Readers who keep wanting recycled versions of _Altered Carbon_ will continue to be disappointed, as they were with _Broken Angels_; Morgan clearly isn't going to keep rewriting the same book for us. Now, me, I think that's a good thing.
13 internautes sur 15 ont trouvé ce commentaire utile 
1.0 étoiles sur 5 Worst narration I have ever heard. 17 mai 2011
Par I. Brown - Publié sur Amazon.com
Format:CD
The book itself is pretty good, I'm not knocking the book. It's just that the narration in this audio book version is terrible. I travel a lot for work and took to listening to audio books and I am saying this is actually the worst one I have ever heard.

The first two books, Altered Carbon and Broken Angels are narrated by Todd McLaren and he does an amazing job. I HIGHLY recommend these two audio books.

William Dufris cannot stack up next to Todd, but that's not even the problem. The whole first part of the book is in italics and several flashbacks to old advice throughout the book are also in italics. To indicate that to you, they distort the audio with an echo effect that makes it grating and downright infuriating to listen to. They didn't do that for the other two books, what made them think it was a good idea this time around? Fine whatever it's only a tiny fraction of the book. But then Dufris mispronounces the protagonist's name. The main character in the book makes a point of noting how to pronounce his name in the first two novels, several times. Dufris is supposed to BE the main character, make me believe he is Takeshi Kovacs and here he is blatantly mispronouncing his own name. Words cannot describe how annoying it is.

One of Dufris's other failings is the occasional screw up of cadence and tone of the character, but that's mostly in the beginning. It's like he didn't read the book before he narrated it; he certainly didn't read the first two books or he wouldn't have screwed up the protagonist's name.
5 internautes sur 5 ont trouvé ce commentaire utile 
3.0 étoiles sur 5 Opportunity Missed 30 août 2009
Par Alvin J. Daniel - Publié sur Amazon.com
Format:Broché
(Some spoilers)

First, the things I thought were well done
1) Slick, terrific prologue. Sets the stage for fireworks to come.
2) Some great concepts. The decom idea is fantastic (Jurassic Park for war machines), or battling with your younger self.

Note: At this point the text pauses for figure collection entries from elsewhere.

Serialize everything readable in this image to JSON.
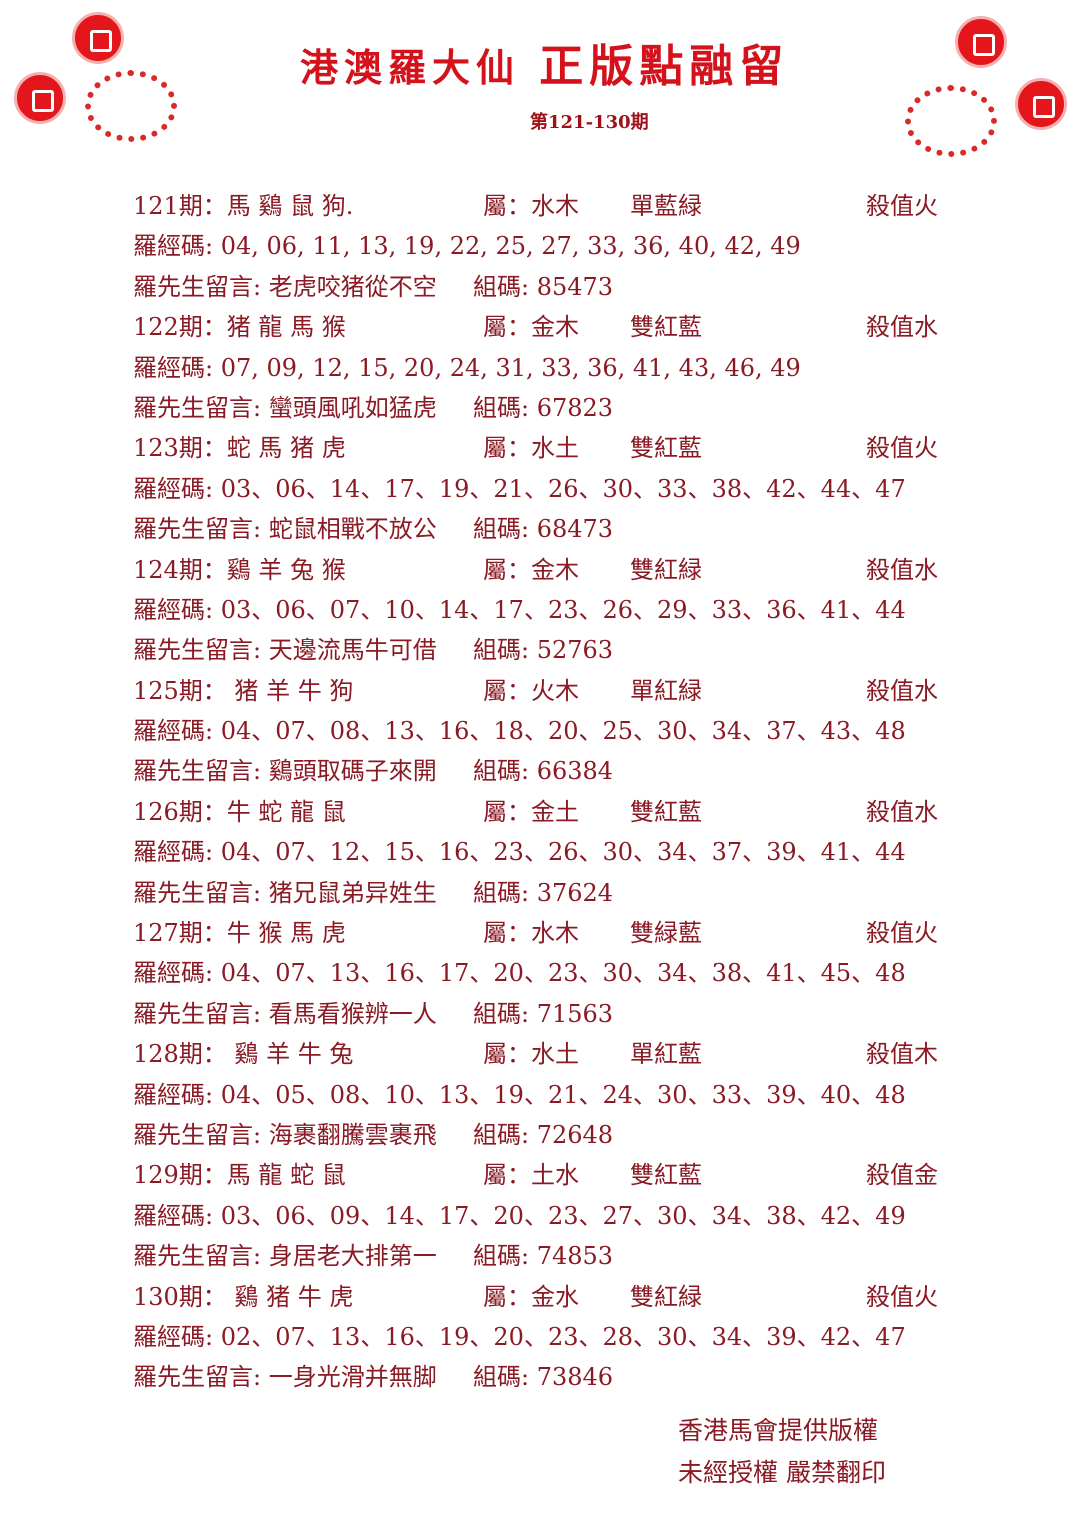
{
  "header": {
    "title_left": "港澳羅大仙",
    "title_right": "正版點融留",
    "issues": "第121-130期"
  },
  "records": [
    {
      "period": "121期：馬 鷄 鼠 狗.",
      "attr": "屬：水木",
      "color": "單藍緑",
      "kill": "殺值火",
      "codes": "羅經碼: 04, 06, 11, 13, 19, 22, 25, 27, 33, 36, 40, 42, 49",
      "message": "羅先生留言: 老虎咬猪從不空",
      "group": "組碼: 85473"
    },
    {
      "period": "122期：猪 龍 馬 猴",
      "attr": "屬：金木",
      "color": "雙紅藍",
      "kill": "殺值水",
      "codes": "羅經碼: 07, 09, 12, 15, 20, 24, 31, 33, 36, 41, 43, 46, 49",
      "message": "羅先生留言: 蠻頭風吼如猛虎",
      "group": "組碼: 67823"
    },
    {
      "period": "123期：蛇 馬 猪 虎",
      "attr": "屬：水土",
      "color": "雙紅藍",
      "kill": "殺值火",
      "codes": "羅經碼: 03、06、14、17、19、21、26、30、33、38、42、44、47",
      "message": "羅先生留言: 蛇鼠相戰不放公",
      "group": "組碼: 68473"
    },
    {
      "period": "124期：鷄 羊 兔 猴",
      "attr": "屬：金木",
      "color": "雙紅緑",
      "kill": "殺值水",
      "codes": "羅經碼: 03、06、07、10、14、17、23、26、29、33、36、41、44",
      "message": "羅先生留言: 天邊流馬牛可借",
      "group": "組碼: 52763"
    },
    {
      "period": "125期： 猪 羊 牛 狗",
      "attr": "屬：火木",
      "color": "單紅緑",
      "kill": "殺值水",
      "codes": "羅經碼: 04、07、08、13、16、18、20、25、30、34、37、43、48",
      "message": "羅先生留言: 鷄頭取碼子來開",
      "group": "組碼: 66384"
    },
    {
      "period": "126期：牛 蛇 龍 鼠",
      "attr": "屬：金土",
      "color": "雙紅藍",
      "kill": "殺值水",
      "codes": "羅經碼: 04、07、12、15、16、23、26、30、34、37、39、41、44",
      "message": "羅先生留言: 猪兄鼠弟异姓生",
      "group": "組碼: 37624"
    },
    {
      "period": "127期：牛 猴 馬 虎",
      "attr": "屬：水木",
      "color": "雙緑藍",
      "kill": "殺值火",
      "codes": "羅經碼: 04、07、13、16、17、20、23、30、34、38、41、45、48",
      "message": "羅先生留言: 看馬看猴辨一人",
      "group": "組碼: 71563"
    },
    {
      "period": "128期： 鷄 羊 牛 兔",
      "attr": "屬：水土",
      "color": "單紅藍",
      "kill": "殺值木",
      "codes": "羅經碼: 04、05、08、10、13、19、21、24、30、33、39、40、48",
      "message": "羅先生留言: 海裹翻騰雲裹飛",
      "group": "組碼: 72648"
    },
    {
      "period": "129期：馬 龍 蛇 鼠",
      "attr": "屬：土水",
      "color": "雙紅藍",
      "kill": "殺值金",
      "codes": "羅經碼: 03、06、09、14、17、20、23、27、30、34、38、42、49",
      "message": "羅先生留言: 身居老大排第一",
      "group": "組碼: 74853"
    },
    {
      "period": "130期： 鷄 猪 牛 虎",
      "attr": "屬：金水",
      "color": "雙紅緑",
      "kill": "殺值火",
      "codes": "羅經碼: 02、07、13、16、19、20、23、28、30、34、39、42、47",
      "message": "羅先生留言: 一身光滑并無脚",
      "group": "組碼: 73846"
    }
  ],
  "footer": {
    "line1": "香港馬會提供版權",
    "line2": "未經授權 嚴禁翻印"
  },
  "colors": {
    "title": "#d3121c",
    "text": "#8a1a24",
    "decoration": "#e3161c"
  }
}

I wanted to like this book, having read altered carbon and its sequel. But it falls flat on characterization, and I even prefer action to characterization in my novels. He spends 100 pages developing a core group of characters only to have them go poof with nothing more than a cursory one-liner from another character about their fates. The main story motivations for the protagonist like why he wants revenge on the church, or why he becomes angry with the neo-Quellists both turn on two barely characterized individuals (Sarah and Isa). Why are they so important? Here was material for gripping reading, but he only spends 1-2 paragraphs on each, completely out of proportion to how much impact they have on the protagonists actions. Midway through the book, yet another core group of characters get introduced. Do I care at this point? Will they suffer the same one-line fate as the first group? Really, they exist simply as props. Even the antagonists are simply not characterized. There are almost no immediate scenes with them.

Even the main attraction, the battle with his younger self is wasted. Again, this would seem to be material for intense dialog and action. Instead they trade a few barbed quips with each other at the few points when they actually do meet, hardly the stuff of drama.

There are other problems, like too much authorial intrusion to provide social commentary. I wouldn't mind if there was a gripping story, but without one I found myself skipping swaths of text to get back to the main thread.

Unfortunately, as much as I enjoyed his earlier books I don't think I will be going back to this author. There are simply too many other good reads out there.